The result is an aggressive mix of boosterism and protectionism: “Localism teaches a reluctance to share unless it is directly in the self-interest of the municipality. Localism leaves equitable considerations out of most decision-making.”

When we think about such common suburban equity conflicts as opposition to affordable housing, interdistrict choice for school children, or the siting of environmental hazards, the fundamental battle is almost always about localism. Stronger municipalities usually object, leaving the distribution of things nobody else wants unfairly concentrated in the places too weak to deny them.

Troutt muses that “it’s hard to explain why, for example, the benefits of large public-sector economic development investments are not typically shared by regional neighbors.
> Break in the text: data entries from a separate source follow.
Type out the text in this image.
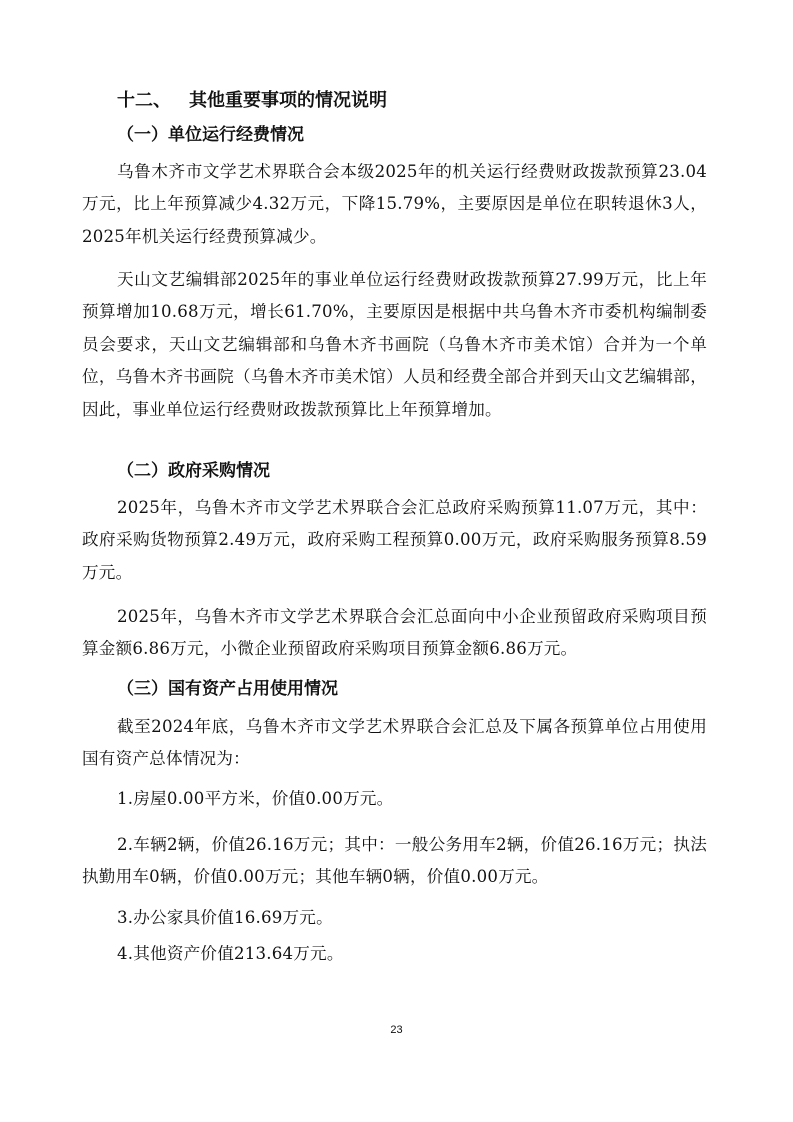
十二、 其他重要事项的情况说明
（一）单位运行经费情况

乌鲁木齐市文学艺术界联合会本级2025年的机关运行经费财政拨款预算23.04万元，比上年预算减少4.32万元，下降15.79%，主要原因是单位在职转退休3人，2025年机关运行经费预算减少。

天山文艺编辑部2025年的事业单位运行经费财政拨款预算27.99万元，比上年预算增加10.68万元，增长61.70%，主要原因是根据中共乌鲁木齐市委机构编制委员会要求，天山文艺编辑部和乌鲁木齐书画院（乌鲁木齐市美术馆）合并为一个单位，乌鲁木齐书画院（乌鲁木齐市美术馆）人员和经费全部合并到天山文艺编辑部，因此，事业单位运行经费财政拨款预算比上年预算增加。

（二）政府采购情况

2025年，乌鲁木齐市文学艺术界联合会汇总政府采购预算11.07万元，其中：政府采购货物预算2.49万元，政府采购工程预算0.00万元，政府采购服务预算8.59万元。

2025年，乌鲁木齐市文学艺术界联合会汇总面向中小企业预留政府采购项目预算金额6.86万元，小微企业预留政府采购项目预算金额6.86万元。

（三）国有资产占用使用情况

截至2024年底，乌鲁木齐市文学艺术界联合会汇总及下属各预算单位占用使用国有资产总体情况为：

1.房屋0.00平方米，价值0.00万元。

2.车辆2辆，价值26.16万元；其中：一般公务用车2辆，价值26.16万元；执法执勤用车0辆，价值0.00万元；其他车辆0辆，价值0.00万元。

3.办公家具价值16.69万元。

4.其他资产价值213.64万元。

23
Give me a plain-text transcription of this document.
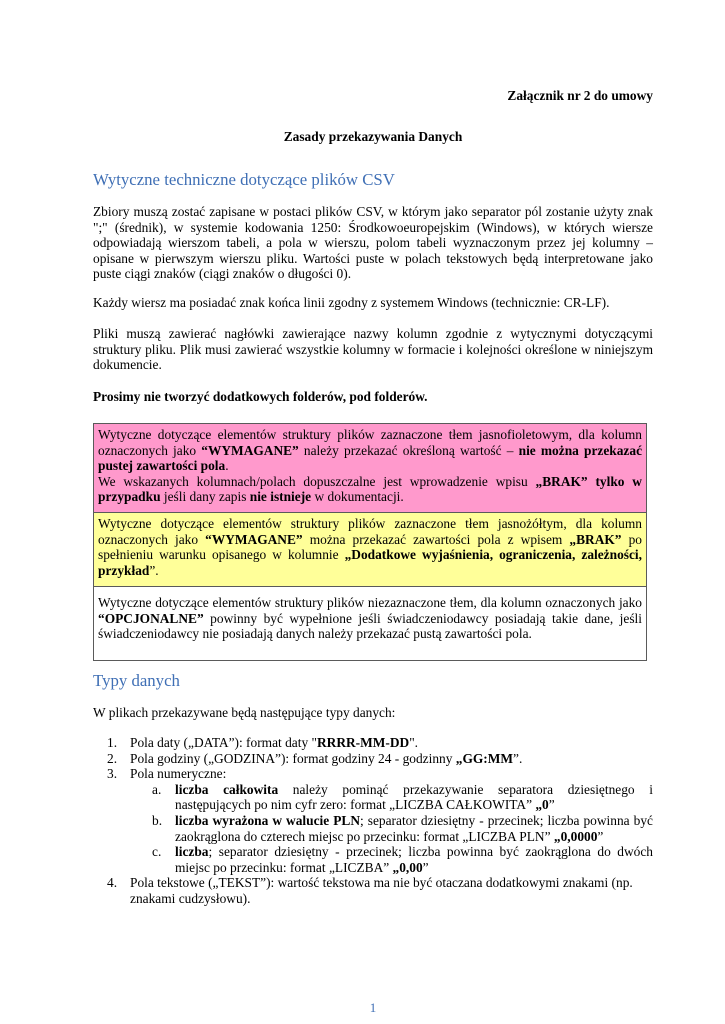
Załącznik nr 2 do umowy
Zasady przekazywania Danych
Wytyczne techniczne dotyczące plików CSV

Zbiory muszą zostać zapisane w postaci plików CSV, w którym jako separator pól zostanie użyty znak ";" (średnik), w systemie kodowania 1250: Środkowoeuropejskim (Windows), w których wiersze odpowiadają wierszom tabeli, a pola w wierszu, polom tabeli wyznaczonym przez jej kolumny – opisane w pierwszym wierszu pliku. Wartości puste w polach tekstowych będą interpretowane jako puste ciągi znaków (ciągi znaków o długości 0).

Każdy wiersz ma posiadać znak końca linii zgodny z systemem Windows (technicznie: CR-LF).

Pliki muszą zawierać nagłówki zawierające nazwy kolumn zgodnie z wytycznymi dotyczącymi struktury pliku. Plik musi zawierać wszystkie kolumny w formacie i kolejności określone w niniejszym dokumencie.

Prosimy nie tworzyć dodatkowych folderów, pod folderów.

Wytyczne dotyczące elementów struktury plików zaznaczone tłem jasnofioletowym, dla kolumn oznaczonych jako “WYMAGANE” należy przekazać określoną wartość – nie można przekazać pustej zawartości pola.
We wskazanych kolumnach/polach dopuszczalne jest wprowadzenie wpisu „BRAK” tylko w przypadku jeśli dany zapis nie istnieje w dokumentacji.

Wytyczne dotyczące elementów struktury plików zaznaczone tłem jasnożółtym, dla kolumn oznaczonych jako “WYMAGANE” można przekazać zawartości pola z wpisem „BRAK” po spełnieniu warunku opisanego w kolumnie „Dodatkowe wyjaśnienia, ograniczenia, zależności, przykład”.

Wytyczne dotyczące elementów struktury plików niezaznaczone tłem, dla kolumn oznaczonych jako “OPCJONALNE” powinny być wypełnione jeśli świadczeniodawcy posiadają takie dane, jeśli świadczeniodawcy nie posiadają danych należy przekazać pustą zawartości pola.

Typy danych

W plikach przekazywane będą następujące typy danych:

1. Pola daty („DATA”): format daty "RRRR-MM-DD".
2. Pola godziny („GODZINA”): format godziny 24 - godzinny „GG:MM”.
3. Pola numeryczne:
a. liczba całkowita należy pominąć przekazywanie separatora dziesiętnego i następujących po nim cyfr zero: format „LICZBA CAŁKOWITA” „0”
b. liczba wyrażona w walucie PLN; separator dziesiętny - przecinek; liczba powinna być zaokrąglona do czterech miejsc po przecinku: format „LICZBA PLN” „0,0000”
c. liczba; separator dziesiętny - przecinek; liczba powinna być zaokrąglona do dwóch miejsc po przecinku: format „LICZBA” „0,00”
4. Pola tekstowe („TEKST”): wartość tekstowa ma nie być otaczana dodatkowymi znakami (np. znakami cudzysłowu).
1
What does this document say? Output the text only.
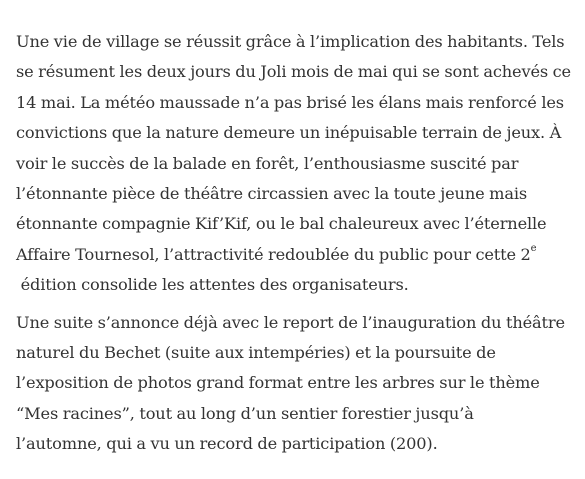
Une vie de village se réussit grâce à l’implication des habitants. Tels
se résument les deux jours du Joli mois de mai qui se sont achevés ce
14 mai. La météo maussade n’a pas brisé les élans mais renforcé les
convictions que la nature demeure un inépuisable terrain de jeux. À
voir le succès de la balade en forêt, l’enthousiasme suscité par
l’étonnante pièce de théâtre circassien avec la toute jeune mais
étonnante compagnie Kif’Kif, ou le bal chaleureux avec l’éternelle
Affaire Tournesol, l’attractivité redoublée du public pour cette 2e
édition consolide les attentes des organisateurs.

Une suite s’annonce déjà avec le report de l’inauguration du théâtre
naturel du Bechet (suite aux intempéries) et la poursuite de
l’exposition de photos grand format entre les arbres sur le thème
“Mes racines”, tout au long d’un sentier forestier jusqu’à
l’automne, qui a vu un record de participation (200).
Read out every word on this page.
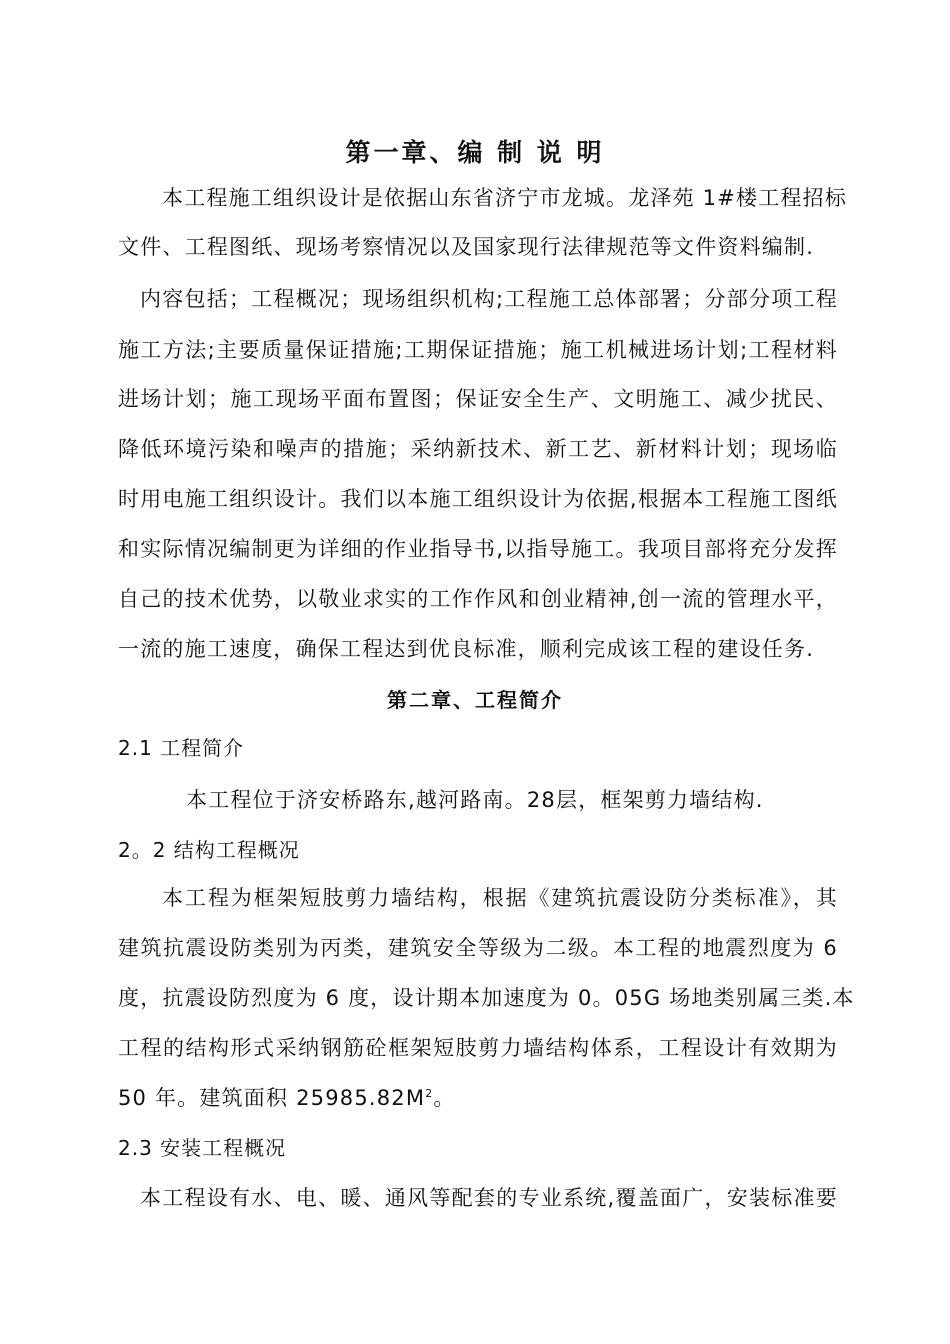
第一章、编 制 说 明
本工程施工组织设计是依据山东省济宁市龙城。龙泽苑 1#楼工程招标
文件、工程图纸、现场考察情况以及国家现行法律规范等文件资料编制.
内容包括；工程概况；现场组织机构;工程施工总体部署；分部分项工程
施工方法;主要质量保证措施;工期保证措施；施工机械进场计划;工程材料
进场计划；施工现场平面布置图；保证安全生产、文明施工、减少扰民、
降低环境污染和噪声的措施；采纳新技术、新工艺、新材料计划；现场临
时用电施工组织设计。我们以本施工组织设计为依据,根据本工程施工图纸
和实际情况编制更为详细的作业指导书,以指导施工。我项目部将充分发挥
自己的技术优势，以敬业求实的工作作风和创业精神,创一流的管理水平，
一流的施工速度，确保工程达到优良标准，顺利完成该工程的建设任务.
第二章、工程简介
2.1 工程简介
本工程位于济安桥路东,越河路南。28层，框架剪力墙结构.
2。2 结构工程概况
本工程为框架短肢剪力墙结构，根据《建筑抗震设防分类标准》，其
建筑抗震设防类别为丙类，建筑安全等级为二级。本工程的地震烈度为 6
度，抗震设防烈度为 6 度，设计期本加速度为 0。05G 场地类别属三类.本
工程的结构形式采纳钢筋砼框架短肢剪力墙结构体系，工程设计有效期为
50 年。建筑面积 $25985.82M^2$。
2.3 安装工程概况
本工程设有水、电、暖、通风等配套的专业系统,覆盖面广，安装标准要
Localism’s political fragmentation promotes the balkanization of interests as well as identities. In the inefficiency that results, losers outnumber winners more and more.”

And while the winners are likely to credit their success to their own industry, to their superior educations or skill sets or even personal character, Troutt argues that the main cause of the explosion of the overwhelmingly white suburbs was not personal worth or effort but, ironically, massive government support. This support ranged from building the highway infrastructure that made suburban life practical to a suite of mortgage rules and practices that favoured one kind of borrower over another, and the new suburbs to existing urban neighbourhoods: “The postwar boom responsible for making the United States a middle-class nation effectively demanded that the middle class leave the city if they wished to remain middle class.”

Those inner city enclaves quickly deteriorated, making lenders even more reluctant to back new home construction or needed renovation projects. At the same time that property values — and tax bases — collapsed in the cities, housing that was bought cheaply on easy-to-bear home loans rose steadily in value, until now the typical picture is large enclaves of white families backing their middle class lifestyles with home equity, while the majority of their black fellow citizens are locked into poverty-level subsistence in economically and socially impoverished cities. Of course this scenario is a simplification, but it’s not an essentially inaccurate picture.

Troutt writes: “The idea of self-sufficiency embroidered suburban life with a sense of righteous can-do-ism that deserved and received formal autonomy from the government and courts. Self-sufficiency is an assumption deeply embedded in the idea of place and the American Dream, and … it is largely fictitious.”

The inevitable outcome is a further irony, and a too often ignored major negative outcome of the suburban dream: Once the suburbs have drawn off most of the money, most of the services, and most of the jobs, the subsidy spins around and the poverty of the city becomes a drain on those whose incomes and assets are taxed to provide band-aid solutions to the depleted core. Although local taxation pays for the parks and schools and civic centres that make suburban life so pleasant, state and federal taxes flow to the food stamps, welfare, emergency services, drug rehab, public hospitals, and large police forces that are the necessary adjuncts of a largely externally-imposed poverty and underemployment.

Troutt argues that we’d all be better off if those inequalities were reduced. And, with more than a bit of a warning, he reminds the suburban winners that before long they will be outnumbered by the mostly Hispanic and African-American losers — how long will their own shrinking numbers and over-stretched resources be able to support the unequal system that they currently enjoy?

That’s a very good question. And The Price of Paradise is a very good book.